American Casualty Company of Reading, Pennsylvania, filed suit last week in Las Vegas against 15 people who were patients -- or family members of patients -- potentially exposed to infectious diseases at the clinic, which closed in 2008 after investigators determined the re-use of anesthesia vials and syringes could have spread diseases among patients.

The Southern Nevada Health District later found that as many as 63,000 patients at the Endoscopy Center and the associated Desert Shadow Endoscopy Center could have been exposed to infection through reuse of vials containing the anesthetic propofol and syringes used to administer the drug.

Of that number, nearly 5,000 former patients have sued Dr.
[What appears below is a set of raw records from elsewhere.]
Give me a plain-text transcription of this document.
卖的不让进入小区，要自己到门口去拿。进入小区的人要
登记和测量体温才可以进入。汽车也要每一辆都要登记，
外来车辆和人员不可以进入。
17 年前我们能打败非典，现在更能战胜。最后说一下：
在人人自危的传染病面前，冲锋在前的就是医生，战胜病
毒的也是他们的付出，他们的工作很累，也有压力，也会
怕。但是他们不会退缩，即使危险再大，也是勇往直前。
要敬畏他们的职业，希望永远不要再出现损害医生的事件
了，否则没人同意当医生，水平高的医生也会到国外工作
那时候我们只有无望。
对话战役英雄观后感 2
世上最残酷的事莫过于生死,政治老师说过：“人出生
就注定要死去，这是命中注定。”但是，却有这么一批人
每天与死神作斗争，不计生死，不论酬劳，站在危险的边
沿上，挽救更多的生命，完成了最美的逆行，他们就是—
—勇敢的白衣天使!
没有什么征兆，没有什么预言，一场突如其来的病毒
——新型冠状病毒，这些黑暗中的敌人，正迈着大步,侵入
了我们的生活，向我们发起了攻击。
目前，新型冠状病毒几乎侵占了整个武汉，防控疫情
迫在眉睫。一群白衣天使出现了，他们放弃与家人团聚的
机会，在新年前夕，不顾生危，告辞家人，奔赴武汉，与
Dipak Desai and his clinics, with about 300 claiming they were infected with the hepatitis C virus and others seeking damages for having to live in fear that they, too, could have been infected.

In a December report on the outbreak, the health district said nine cases of hepatitis C were genetically linked to the centers, and 106 more were possibly linked.

Last week's lawsuit in federal court focuses on Mary Grear, who is identified in endoscopy litigation in Clark County District Court as a supervising pharmacist and, according to lawsuits, did business as Mary Grear LLC and Pharmacy Consulting Services Group.

Grear "established policies and procedures for and supervised the ordering, supplying, dispensing and/or administration of anesthesia at the clinic," some of the state court lawsuits say.

The patients say in the suits they were treated with "contaminated medical equipment and/or medications that were previously exposed to unknown persons at the clinic," including vials of propofol.

The insurance company says in the lawsuit that Grear has denied wrongdoing.

The company says the professional liability policies it provided Grear limited its liability to $1 million for each claim up to a cap of $6 million between Oct. 15, 2004, and Oct, 15, 2006. The policy had limits of $1 million per claim up to a cap of $3 million from Oct. 15, 2006, to Oct. 15, 2008, the lawsuit says.

The patients and their family members the insurance company is suing in federal court are themselves suing Grear and others in Clark County District Court and are seeking "well in excess" of $1 million from Grear's malpractice insurance, the company says.

But the Endoscopy Center claims "must be considered a single claim, subject to a single $1 million each claim indemnity limit of liability," the insurance company says in its lawsuit.

"All of Grear’s alleged acts and omissions with respect to the anesthesia constitute a single act or omission or are logically and/or causally connected by a common fact, circumstance, situation, transaction, event, advice, and/or decision," the lawsuit says.

Friday's lawsuit is only the latest in a series of legal actions filed in state court, federal court and the Endoscopy Center's bankruptcy case in which insurance companies are seeking to limit their liability to the endoscopy patients.

A related police investigation of Desai and other medical personnel associated with his clinics has been turned over to prosecutors for their review.